1. Buka konten
  2. Buka menu utama
  3. Buka situs DW lainnya

Tantangan Demokrasi di Tahun Emas Malaysia

30 Agustus 2007

Hari Jumat ini Malaysia genap berusia 50 tahun. Kesultanan federasi dari 13 negara bagian itu merdeka dari Inggris tanggal 31 Agustus 1957.

Foto: dpa - Fotoreport

Memasuki tahun emas, 31 AGustus 2007 ini, negeri tetangga dan serumpun ini maju cukup pesat secara ekonomi, jauh di atas Indonesia. Namun secara politik dan sosial, jauh tertinggal. Digambarkan oleh Sumit Mandal, dari Institut Kajian Antar Bangsa dari Universiti Kebangsaan Malaysia:

"Kalau kita melihat masyarakat Malaysia sekarang, perbedaan miskin dan kaya jauh berkurang. Dari segi itu, dari segi perubahan struktur masyarakat, sudah jauh lebih demokratis. Tapi dalam hal kebebasan sipil, terutama untuk melawan atau memberi pandangan berbeda mengenai kebijakan atau pernyataan pemerintah –sesederhana itupun—di sini seringkali disikat".

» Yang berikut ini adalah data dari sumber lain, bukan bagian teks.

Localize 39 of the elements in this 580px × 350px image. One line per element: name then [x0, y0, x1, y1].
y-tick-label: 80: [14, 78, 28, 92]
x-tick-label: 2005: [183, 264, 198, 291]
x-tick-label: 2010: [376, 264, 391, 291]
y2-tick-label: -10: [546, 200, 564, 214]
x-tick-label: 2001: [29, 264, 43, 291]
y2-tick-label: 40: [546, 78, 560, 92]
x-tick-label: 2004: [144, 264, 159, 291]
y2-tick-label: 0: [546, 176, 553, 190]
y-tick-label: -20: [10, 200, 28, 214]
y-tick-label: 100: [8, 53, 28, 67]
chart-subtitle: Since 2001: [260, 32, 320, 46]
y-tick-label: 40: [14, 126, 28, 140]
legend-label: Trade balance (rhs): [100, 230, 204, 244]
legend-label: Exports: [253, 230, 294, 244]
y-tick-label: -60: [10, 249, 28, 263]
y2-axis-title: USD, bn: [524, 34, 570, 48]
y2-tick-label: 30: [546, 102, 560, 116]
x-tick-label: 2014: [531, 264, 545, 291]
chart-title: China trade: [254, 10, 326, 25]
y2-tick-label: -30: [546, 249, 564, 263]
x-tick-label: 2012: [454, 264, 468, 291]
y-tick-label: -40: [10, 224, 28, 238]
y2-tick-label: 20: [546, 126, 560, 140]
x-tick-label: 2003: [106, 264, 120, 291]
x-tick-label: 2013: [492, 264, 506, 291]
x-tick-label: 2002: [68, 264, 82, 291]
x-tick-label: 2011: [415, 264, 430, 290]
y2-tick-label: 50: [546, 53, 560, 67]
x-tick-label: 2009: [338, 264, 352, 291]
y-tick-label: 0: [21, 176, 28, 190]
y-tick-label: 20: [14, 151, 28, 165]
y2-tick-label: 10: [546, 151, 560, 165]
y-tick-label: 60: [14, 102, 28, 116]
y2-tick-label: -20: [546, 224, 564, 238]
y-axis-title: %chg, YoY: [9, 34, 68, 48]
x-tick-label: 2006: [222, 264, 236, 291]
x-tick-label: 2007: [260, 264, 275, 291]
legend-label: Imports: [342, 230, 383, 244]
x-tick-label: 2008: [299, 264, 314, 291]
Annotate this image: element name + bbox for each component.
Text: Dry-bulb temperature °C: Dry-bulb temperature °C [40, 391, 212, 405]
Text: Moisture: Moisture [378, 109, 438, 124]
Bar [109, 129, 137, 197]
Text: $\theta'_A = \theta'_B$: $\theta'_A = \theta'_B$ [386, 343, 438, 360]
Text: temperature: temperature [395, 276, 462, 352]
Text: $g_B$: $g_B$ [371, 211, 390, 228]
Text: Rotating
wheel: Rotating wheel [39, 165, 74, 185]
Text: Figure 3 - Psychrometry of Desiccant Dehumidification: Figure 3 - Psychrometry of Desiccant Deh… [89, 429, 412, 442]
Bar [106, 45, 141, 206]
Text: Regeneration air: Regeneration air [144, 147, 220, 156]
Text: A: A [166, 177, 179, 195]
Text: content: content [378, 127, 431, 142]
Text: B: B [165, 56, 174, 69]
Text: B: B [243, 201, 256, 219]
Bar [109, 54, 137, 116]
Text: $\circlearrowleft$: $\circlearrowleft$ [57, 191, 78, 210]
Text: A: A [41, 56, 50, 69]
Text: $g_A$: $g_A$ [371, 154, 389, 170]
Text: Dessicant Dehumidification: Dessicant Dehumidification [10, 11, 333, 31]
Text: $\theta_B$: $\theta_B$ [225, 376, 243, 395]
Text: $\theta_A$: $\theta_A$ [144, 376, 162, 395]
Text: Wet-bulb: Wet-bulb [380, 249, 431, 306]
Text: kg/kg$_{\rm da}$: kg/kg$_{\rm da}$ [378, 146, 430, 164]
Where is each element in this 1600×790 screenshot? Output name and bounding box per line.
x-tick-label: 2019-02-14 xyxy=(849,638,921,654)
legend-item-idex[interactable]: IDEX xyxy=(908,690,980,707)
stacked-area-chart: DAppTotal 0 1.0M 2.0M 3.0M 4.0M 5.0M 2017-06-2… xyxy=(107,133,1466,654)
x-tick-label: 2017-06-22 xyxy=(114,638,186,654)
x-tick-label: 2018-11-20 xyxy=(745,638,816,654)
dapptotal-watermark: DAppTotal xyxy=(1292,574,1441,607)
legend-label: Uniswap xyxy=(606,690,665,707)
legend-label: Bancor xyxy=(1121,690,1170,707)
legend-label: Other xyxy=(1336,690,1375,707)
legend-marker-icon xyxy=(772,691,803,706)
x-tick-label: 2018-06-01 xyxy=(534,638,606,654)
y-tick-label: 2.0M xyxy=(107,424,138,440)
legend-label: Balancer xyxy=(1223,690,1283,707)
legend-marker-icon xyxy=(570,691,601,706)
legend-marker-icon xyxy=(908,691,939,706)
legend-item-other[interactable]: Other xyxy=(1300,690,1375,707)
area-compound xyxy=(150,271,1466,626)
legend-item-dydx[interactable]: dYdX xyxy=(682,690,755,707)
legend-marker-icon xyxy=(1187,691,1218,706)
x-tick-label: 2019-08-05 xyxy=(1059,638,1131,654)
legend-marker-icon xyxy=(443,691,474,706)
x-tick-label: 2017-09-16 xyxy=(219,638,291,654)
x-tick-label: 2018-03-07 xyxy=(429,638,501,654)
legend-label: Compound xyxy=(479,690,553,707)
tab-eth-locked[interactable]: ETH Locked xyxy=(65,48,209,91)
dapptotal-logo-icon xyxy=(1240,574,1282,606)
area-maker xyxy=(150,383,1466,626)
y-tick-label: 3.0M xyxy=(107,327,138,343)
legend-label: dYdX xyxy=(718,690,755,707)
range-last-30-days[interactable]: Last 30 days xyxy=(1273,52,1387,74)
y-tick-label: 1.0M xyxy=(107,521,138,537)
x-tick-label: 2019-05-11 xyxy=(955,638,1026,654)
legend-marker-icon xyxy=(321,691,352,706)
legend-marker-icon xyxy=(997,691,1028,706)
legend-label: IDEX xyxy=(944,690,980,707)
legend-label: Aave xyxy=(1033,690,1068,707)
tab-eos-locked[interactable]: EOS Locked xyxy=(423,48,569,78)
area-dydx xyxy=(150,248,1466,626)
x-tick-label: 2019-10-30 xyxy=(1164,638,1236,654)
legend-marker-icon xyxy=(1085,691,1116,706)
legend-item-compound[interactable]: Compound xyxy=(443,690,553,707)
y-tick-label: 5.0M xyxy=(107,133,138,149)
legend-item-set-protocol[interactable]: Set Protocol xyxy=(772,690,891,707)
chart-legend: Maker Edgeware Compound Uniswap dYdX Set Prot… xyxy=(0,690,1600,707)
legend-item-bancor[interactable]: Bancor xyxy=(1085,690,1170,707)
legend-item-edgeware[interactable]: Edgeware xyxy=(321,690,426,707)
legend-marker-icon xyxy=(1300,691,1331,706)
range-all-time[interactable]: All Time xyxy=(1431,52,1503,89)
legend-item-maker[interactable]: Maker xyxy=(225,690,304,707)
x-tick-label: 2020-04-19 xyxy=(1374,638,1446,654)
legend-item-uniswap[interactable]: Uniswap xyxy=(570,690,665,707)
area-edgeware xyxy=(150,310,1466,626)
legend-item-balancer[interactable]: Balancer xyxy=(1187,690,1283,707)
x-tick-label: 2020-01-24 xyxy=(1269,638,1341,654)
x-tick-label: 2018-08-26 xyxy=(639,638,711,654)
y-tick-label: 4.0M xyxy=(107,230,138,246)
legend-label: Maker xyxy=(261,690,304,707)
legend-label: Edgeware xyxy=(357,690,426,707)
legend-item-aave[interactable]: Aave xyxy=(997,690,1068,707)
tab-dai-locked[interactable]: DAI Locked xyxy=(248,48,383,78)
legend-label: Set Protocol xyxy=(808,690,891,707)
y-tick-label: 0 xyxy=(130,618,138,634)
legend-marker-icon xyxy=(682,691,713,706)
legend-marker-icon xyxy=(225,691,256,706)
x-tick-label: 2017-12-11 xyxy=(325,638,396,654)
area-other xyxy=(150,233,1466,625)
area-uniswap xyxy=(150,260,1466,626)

Sumit Mandal menambahkan, pemerintah Malaysia selalu menonjolkan keberhasilan mereka dalam pencapaian ekonomi, dengan Indonesia dan Filipina. Pendapatan perkapita Malaysia yang hampir $13 ribu dibanding Indonesia yang bahan $2000 pun tak sampai, memang jauh. Tapi perbandingan ini menurut Sumit Mandal membuat Malaysia tak mampu melihat persoalan yang lebih dalam yang dialami rakyatnya. Seperti kebebasan sipil, hak-hak minoritas, dsb.

"Ini memang negara otoriter, belum ada perubahan seperti di Indonesia. Di sini kendati kondisi ekonominya lebih maju, namun otoritarianismenya tetap dipelihara."

Hal ini disepakati Steven Gan, jurnalis pendiri Malaysiakini.com, aktivis demokrasi yang lantang dan berulang kali mendapat masalah dengan pemerintah.

"Saya kira negeri kami adalah suatu negara demokrasi tapi dalam belenggu. Ada pemilihan umum yang teratur, tapi tak pernah berlangsung bebas dan adil. Kami juga memiliki berbagai surat kabar dalam 4 bahasa. Namun tak ada kebebasan pers. Karena media diawasi pemerintah. Media atau dimiliki langsung oleh para politisi pemerintah, atau para kroninya. Lalu kami juga memiliki kemerdekaan berpindah, namun tidak memiliki kemerdekaan berkumpul dan berpendapat. Segala bentuk unjuk rasa dilarang pemerintah. "

Kebebasan politik memang masih sangat dibatasi di Malaysia. Pemerintah sering dengan mudah memenjarakan aktivis atau politisi dari kalangan oposisi. Yang paling spektakuler tentu saja adalah dipecat dan dipenjarakannya wakil perdana menteri Anwar Ibrahim tahun 1998. Yang juga sangat dicemaskan adalah menguatnya politik rasialisme. Terjadi semacam Islamisasi di berbagai sektor pemerintahan dan kehidupan publik. Berbagai kebijakan juga menjalankan perlakuan yang berbeda. Kembali Steven Gan:

"Kami beragam secara agama: Islam yang sekitar 60 persen dan non Islam yang 40 persen, terutama Hindu, Tao, Budha, Kristen dan Sikh. Kami juga beraneka secara etnik. Melayu Islam yang 60 persen itu, kemudian 28 persen Cina, lalu India, dll. Jadi ini sebenarnya suatu negeri yang beragam secara agama, etnik, bahasa, budaya. Namun pemerintah bukan menjadikannya sebagai kekayaan namun justru memperlakukakannya sebagai alat politik adu domba. Dengan itu mereka berkuasa".

Dengan berbagai kebijakan yang begitu represif, pemerintah Malaysia ternyata tetap saja tak berdaya menghadapi kekuatan demokrasi baru yang berkembang seiring teknologi. Yakni kekuatan pro demokrasi yang memanfaatkan internet. Steven Gan adalah salah satu pelakunya. ia mendirikan Malaysia kini sebagai situs berita alternatif. Ia menggambarkan:

"Pemerintah sebetulnya berupaya pula melakukan pemberangusan terhadap media internet. Sejumlah blogger ditangkap. Malaysia Kini yangs aya dirikan juga digrebek polisi. Mereka menyita 19 komputer kami. Jadi begitu banyak penindasan. Ini menunjukan, pemerintah menyadari, monopoli mereka terhadap kebenaran mendapat tantangan dari internet."